Immediately after viewing ST for the first time, a sequel went straight to the top of my most wanted movies. All sorts of possibilities presented themselves: new worlds, bigger battles, even more thrills and spills. Sadly, the distinctly average box-office returns from the first film destroyed any hope of this. Though fanboy interest like mine sustained the occasional rumour, a sequel looked ever more unlikely.
However, these hopes had reckoned without the booming straight-to-dvd market a few years later. Sony decided that they wanted a piece of this action, and began to scour for potential franchises that might make suitable material for a cheapo sequel. Fortunately for them, the team behind the first movie (producer Jon Davison, writer Ed Neumeier and SFX king Phil Tippett) presented them with an offer: a sequel to Starship Troopers, made for just 5% of the original film’s $100m budget. How could they say no?
Originally Clancy Brown was set to reprise his role as Sgt. Zim from the first film as the lead in the sequel, but schedule clashes forced him to pull out. So his character was rewritten as Dax, played by Richard Burgi, and one suspects this was ultimately for the best, given the film’s ending.
ST2 posits that the war has ground to a stalemate since the first film, with neither side gaining the upper hand. On one planet, a small bunch of surviving troopers hole up in an abandoned command post, waiting for rescue. In this small enclosed space (a useful plot device for the low budget), a new type of bug with a very cunning plan makes its presence known…
Given its extreme budgetary limitations, Hero of the Federation could have been a hell of a lot worse. Certainly, with no characters being carried over from the first film, and without the directorial muscle of Verhoeven (or, it has to be said, the financial muscle that came with him), ST2 fails to convincingly expand on the themes of the original film. Any fan looking for the all-out action of ST1 will be sorely disappointed. Bits of SFX footage from the original crop up here as FedNet newsreel footage; FedNet itself is sadly only retained as a bookend device. And the new battles are indeed rather cheap looking, particularly so in the opening sequence.
The real weakness however lies in Phil Tippett’s direction. Admittedly his hands were tied in terms of budget, but a stronger director would probably have been able to hide it better. Certainly they would have tightened the pace and developed the atmosphere of tension a lot more. The look of the film is also rather flat – again, this is due in part to the budget and technology used, so perhaps Tippett couldn’t do much about that.
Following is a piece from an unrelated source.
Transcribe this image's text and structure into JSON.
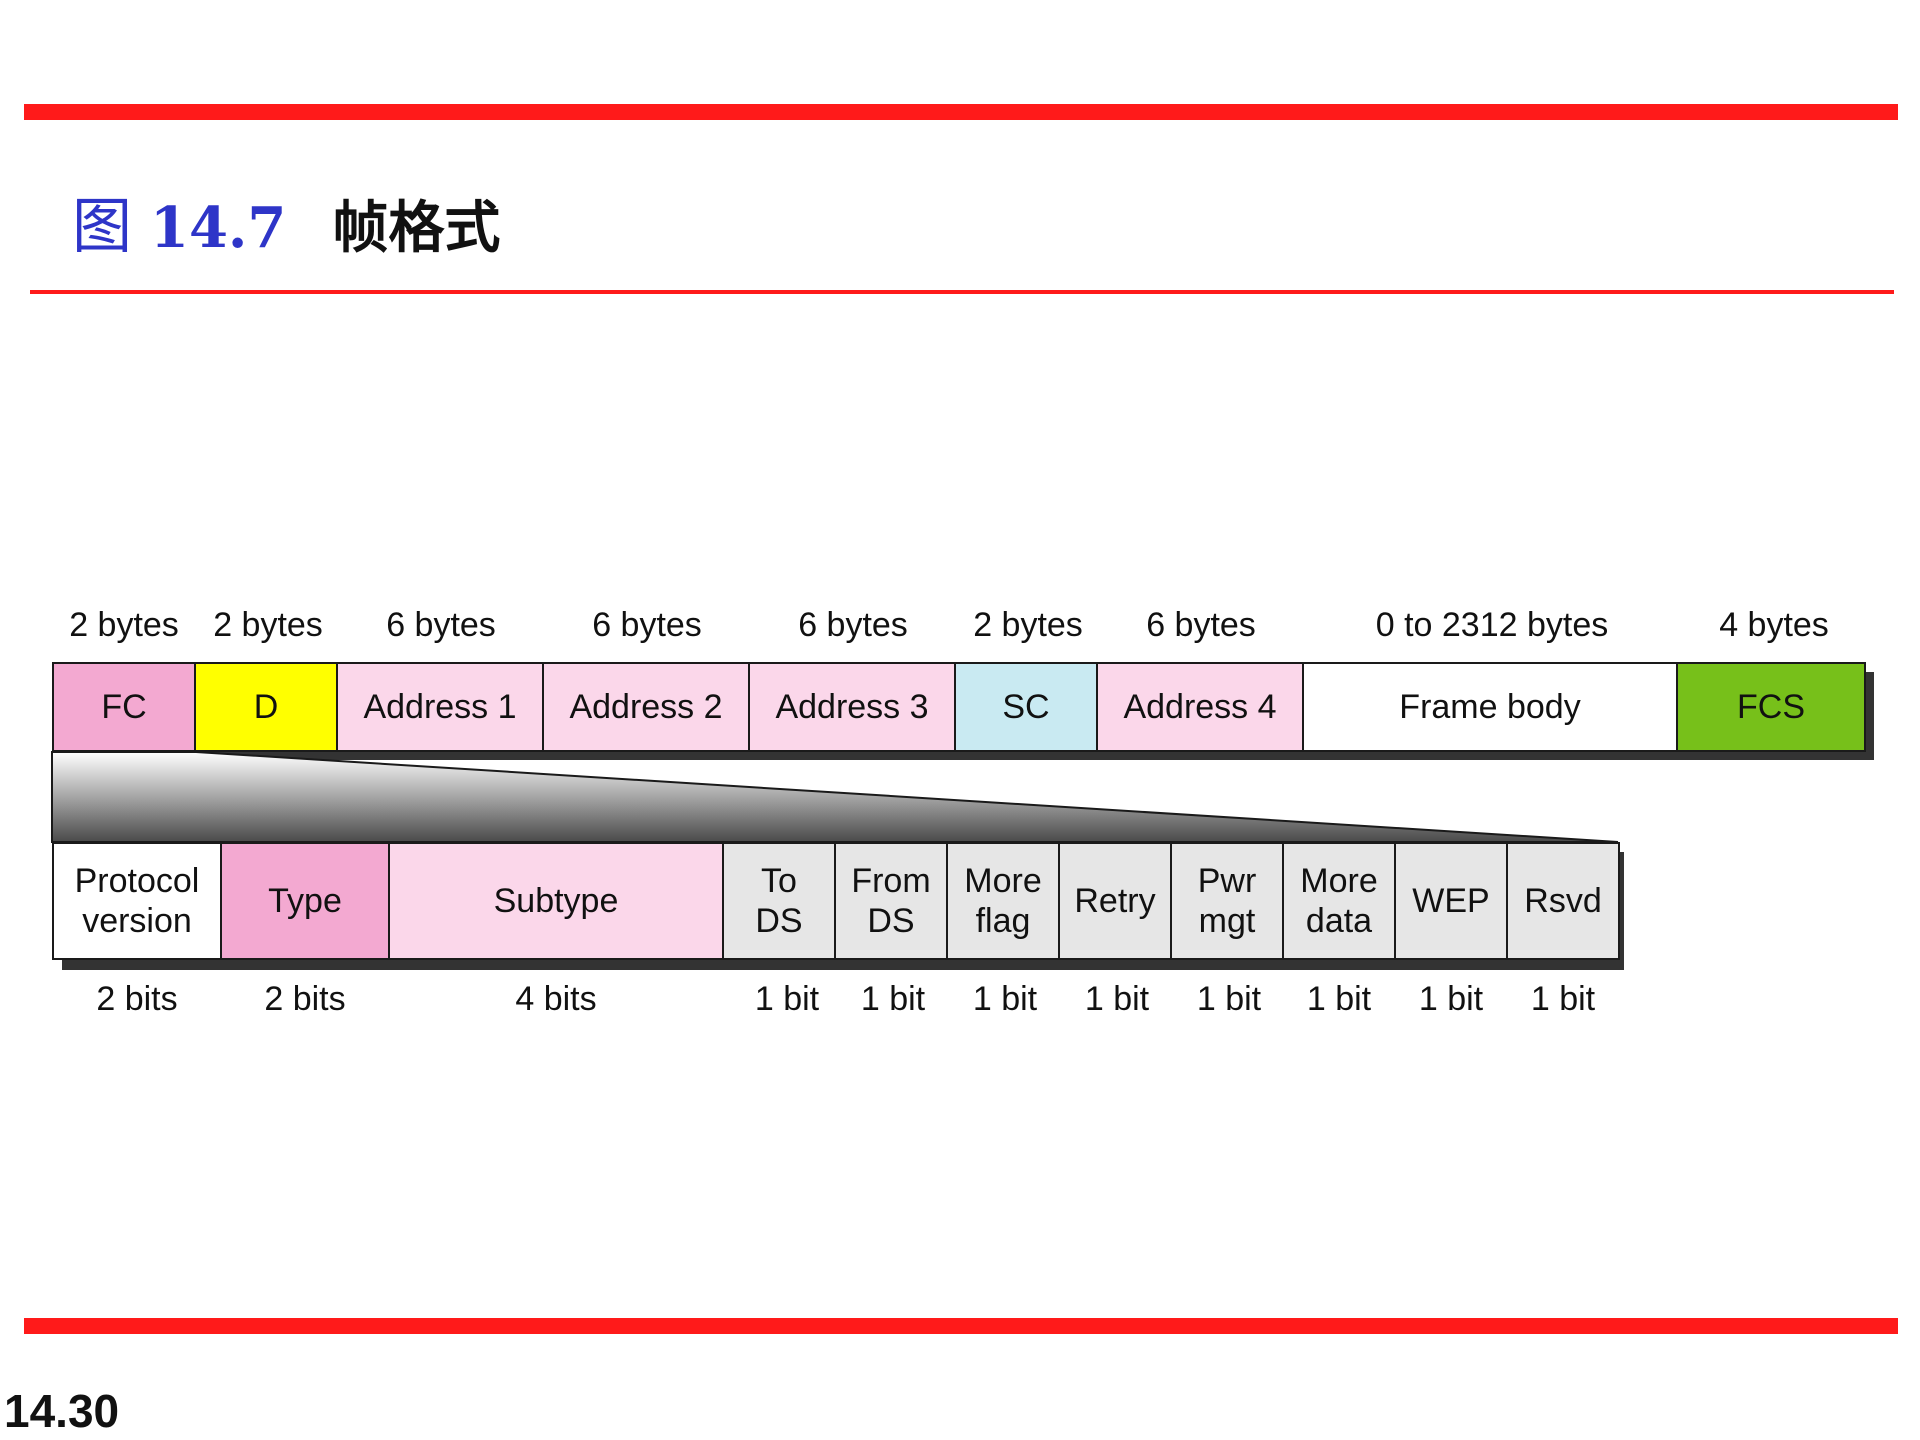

Nevertheless, the film suffers for it.
That is not to say that the film is a total loss though. As a companion piece that pushes forward the story of the bug war, it succeeds to a degree (if one can look past the production values). The epic tone of Verhoeven’s original is gone, true; but in its place is one of claustrophobic sci-fi/horror, similar to John Carpenter’s The Thing. There’s a nice smattering of satire in Neumeier’s script which goes some way to bridging the gap between the two; the Federation remains the villain here, as it was in the original, and Dax’s cynicism about his government is the logical conclusion to a war that has repeatedly failed to be won (as promised in ST1).
The cast aren’t too bad – Burgi is good value, while the rest play their parts well enough. The film’s ending is good too, with the Federation presenting Dax as a Stakhanov-type figure to boost their government’s popularity and their troops’ morale – a tone certainly in keeping with that of its predecessor.
Unable to compete with the original film, ST2 deliberately lowered its ambitions and as a result feels like a much smaller movie than one might have wished for. But it does succeed on its own limited terms if, like me, you are a fairly forgiving viewer.